製品名 ゲーム平均 ゲーム最大 アイドル平均
Core Ultra 7 255HX 35.4W 80.2W 8.7W
Ryzen 7 8845HS 38.0W 64.0W 9.7W
Core Ultra 9 275HX 39.6W 103.3W 8.5W
Ryzen 9 9955HX 44.7W 114.8W 12.1W
Core i7-14650HX 57.9W 70.4W 9.1W
Ryzen AI 7 350 58.8W 70.5W 3.9W


FF14のベンチマークツール計測時の消費電力をまとめている。アイドル平均はアプリをすべて閉じた上での平均消費電力だ。Ryzen 7 8845HSはゲーム平均が38.0Wと比較的抑えられている。最大消費電力も64.0Wと上記のラインナップの中では最小値だ。CPU性能がそれほど高いわけではないが、ワットパフォーマンスも悪くない。特にRyzen AI 7 350の消費電力が上がりすぎなのでいかに優れたモデルであるかがわかるはずだ。アイドル時は9.7Wとなっている。

ビジネス向けモデルのラインナップが多い

2025年10月時点でRyzen 7 8845HSを搭載したゲーミングノートPCのラインナップは多くない。発売から2年以上経過していることもあるが、モバイル向けCPUの種類が多すぎることも要因かもしれない。AMDとIntelで同価格帯のモデルを挙げるとCore Ryzen AI 7 350・Ryzen 7 8840HS・Core Ultra 9 185H・Core Ultra 7 255H・Core Ultra 7 155H・Core 7 240H・Core i5-13500HX・Core i7-13620Hなどが該当する。これだけCPUが分散してしまうとラインナップが少なくなってしまうのも仕方がない。当記事を執筆している筆者でも頭の整理を定期的にしないとこんがらがってしまうほどだ。

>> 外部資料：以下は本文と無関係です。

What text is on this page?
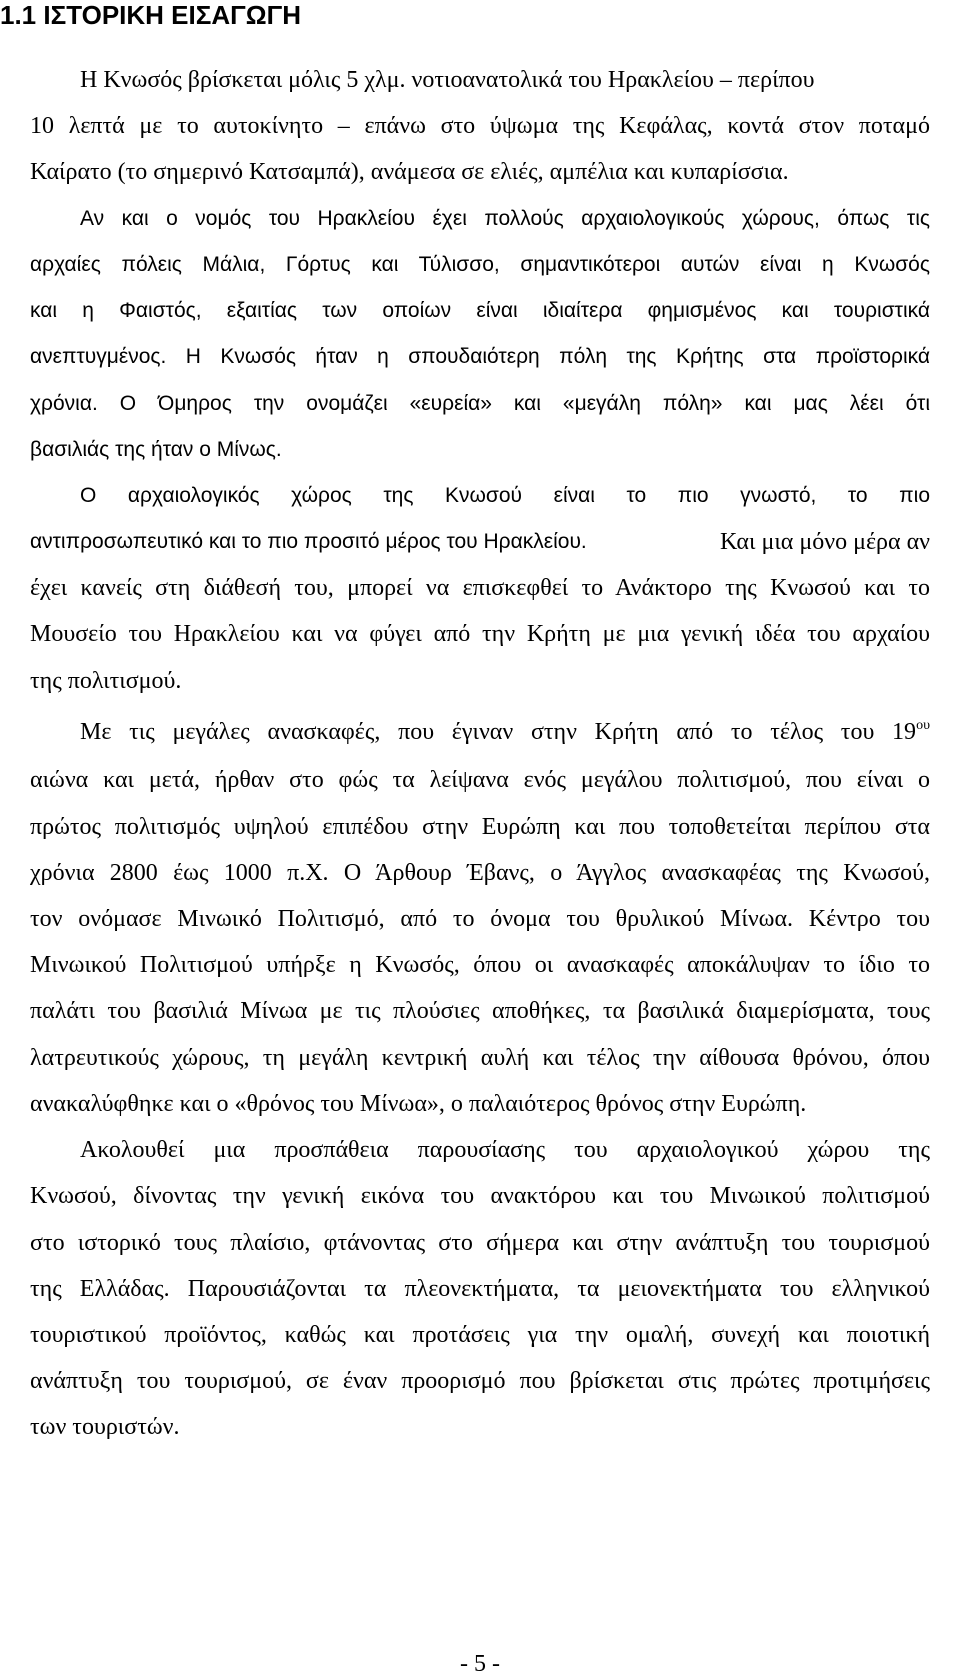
1.1 ΙΣΤΟΡΙΚΗ ΕΙΣΑΓΩΓΗ
Η Κνωσός βρίσκεται μόλις 5 χλμ. νοτιοανατολικά του Ηρακλείου – περίπου
10 λεπτά με το αυτοκίνητο – επάνω στο ύψωμα της Κεφάλας, κοντά στον ποταμό
Καίρατο (το σημερινό Κατσαμπά), ανάμεσα σε ελιές, αμπέλια και κυπαρίσσια.
Αν και ο νομός του Ηρακλείου έχει πολλούς αρχαιολογικούς χώρους, όπως τις
αρχαίες πόλεις Μάλια, Γόρτυς και Τύλισσο, σημαντικότεροι αυτών είναι η Κνωσός
και η Φαιστός, εξαιτίας των οποίων είναι ιδιαίτερα φημισμένος και τουριστικά
ανεπτυγμένος. Η Κνωσός ήταν η σπουδαιότερη πόλη της Κρήτης στα προϊστορικά
χρόνια. Ο Όμηρος την ονομάζει «ευρεία» και «μεγάλη πόλη» και μας λέει ότι
βασιλιάς της ήταν ο Μίνως.
Ο αρχαιολογικός χώρος της Κνωσού είναι το πιο γνωστό, το πιο
αντιπροσωπευτικό και το πιο προσιτό μέρος του Ηρακλείου.	Και μια μόνο μέρα αν
έχει κανείς στη διάθεσή του, μπορεί να επισκεφθεί το Ανάκτορο της Κνωσού και το
Μουσείο του Ηρακλείου και να φύγει από την Κρήτη με μια γενική ιδέα του αρχαίου
της πολιτισμού.
Με τις μεγάλες ανασκαφές, που έγιναν στην Κρήτη από το τέλος του $19^{o\upsilon}$
αιώνα και μετά, ήρθαν στο φώς τα λείψανα ενός μεγάλου πολιτισμού, που είναι ο
πρώτος πολιτισμός υψηλού επιπέδου στην Ευρώπη και που τοποθετείται περίπου στα
χρόνια 2800 έως 1000 π.Χ. Ο Άρθουρ Έβανς, ο Άγγλος ανασκαφέας της Κνωσού,
τον ονόμασε Μινωικό Πολιτισμό, από το όνομα του θρυλικού Μίνωα. Κέντρο του
Μινωικού Πολιτισμού υπήρξε η Κνωσός, όπου οι ανασκαφές αποκάλυψαν το ίδιο το
παλάτι του βασιλιά Μίνωα με τις πλούσιες αποθήκες, τα βασιλικά διαμερίσματα, τους
λατρευτικούς χώρους, τη μεγάλη κεντρική αυλή και τέλος την αίθουσα θρόνου, όπου
ανακαλύφθηκε και ο «θρόνος του Μίνωα», ο παλαιότερος θρόνος στην Ευρώπη.
Ακολουθεί μια προσπάθεια παρουσίασης του αρχαιολογικού χώρου της
Κνωσού, δίνοντας την γενική εικόνα του ανακτόρου και του Μινωικού πολιτισμού
στο ιστορικό τους πλαίσιο, φτάνοντας στο σήμερα και στην ανάπτυξη του τουρισμού
της Ελλάδας. Παρουσιάζονται τα πλεονεκτήματα, τα μειονεκτήματα του ελληνικού
τουριστικού προϊόντος, καθώς και προτάσεις για την ομαλή, συνεχή και ποιοτική
ανάπτυξη του τουρισμού, σε έναν προορισμό που βρίσκεται στις πρώτες προτιμήσεις
των τουριστών.
- 5 -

Ryzen 7 8845HSのベンチマーク一覧【クリエイティブ】

Cinebench 2024

cinebenchr24Ryzen 7 8845HS-cinebench2024

Cinebench 2024のマルチコアは910で、シングルコアは104となる。Ryzen 7 7840HSとほとんど変わらないスコアであることがわかる。デスクトップ向けのCore i5-14400と同等のスコアなのは素晴らしい。Ryzen AI 7 350と比べるとシングルコアは10%程度劣るもののマルチコアは4%程度上回っている。Core Ultra 7 255Hと比べてもマルチコア性能は8%も高い。

Cinebench R23

cinebenchr15Ryzen 7 8845HS-cinebenchr23

Cinebench R23でのマルチコアは16,918で、シングルコアは1,760だ。Ryzen 7 7840HSとの差は誤差の範囲といえる。Ryzen AI 7 350と比べるとマルチコアは3%上回っているが、シングルコアは11%弱低くなっている。マルチコアの数値だけだとデスクトップ向けのRyzen 5 9600よりも高い。

Blender

blenderclassroomRyzen 7 8845HS-blender

Blenderのスコアは230.10となる。Ryzen 7 7840HSと同等だ。Core Ultra 7 255Hと比べても5%程度高い。デスクトップ向けのRyzen 5 9600に匹敵するパフォーマンスは評価できる。Core Ultra 9 185Hさえも上回っている。Core Ultraシリーズに対する最適化がそこまで進んでいないのかもしれない。

Handbrake

handbrakeRyzen 7 8845HS-handbrake

動画のエンコードにかかる時間をまとめている。Ryzen 7 8845HSはH.265で4分6秒、H.264で9分43秒となる。上位モデルと比べるとそこまで得意というわけではない。Ryzen 7 7840HSとパフォーマンスは変わらない。Ryzen AI 7 350は相性がよいのかH.264では大幅に上回っている。

7-Zip

7zipryzen78845hs-7zip

Zipファイルの展開速度は1,297,130ptで、圧縮速度は58,695ptだ。Ryzen 7 7840HSと比べると展開速度は5%程度高いが、圧縮速度は同等だ。Intel製CPUと比べて圧縮速度が伸び悩んでいる。

Adobe Photoshop

photoshopryzen78845hs-photoshop

PugetBenchでパフォーマンスを計測した。Photoshopのスコアは8,613だ。Ryzen 7 7840HSと変わらないスコアとなる。Intel製CPUのスコアが伸びず上位に位置している。次世代のRyzen AI 7 350になると12%程度スコアが高い。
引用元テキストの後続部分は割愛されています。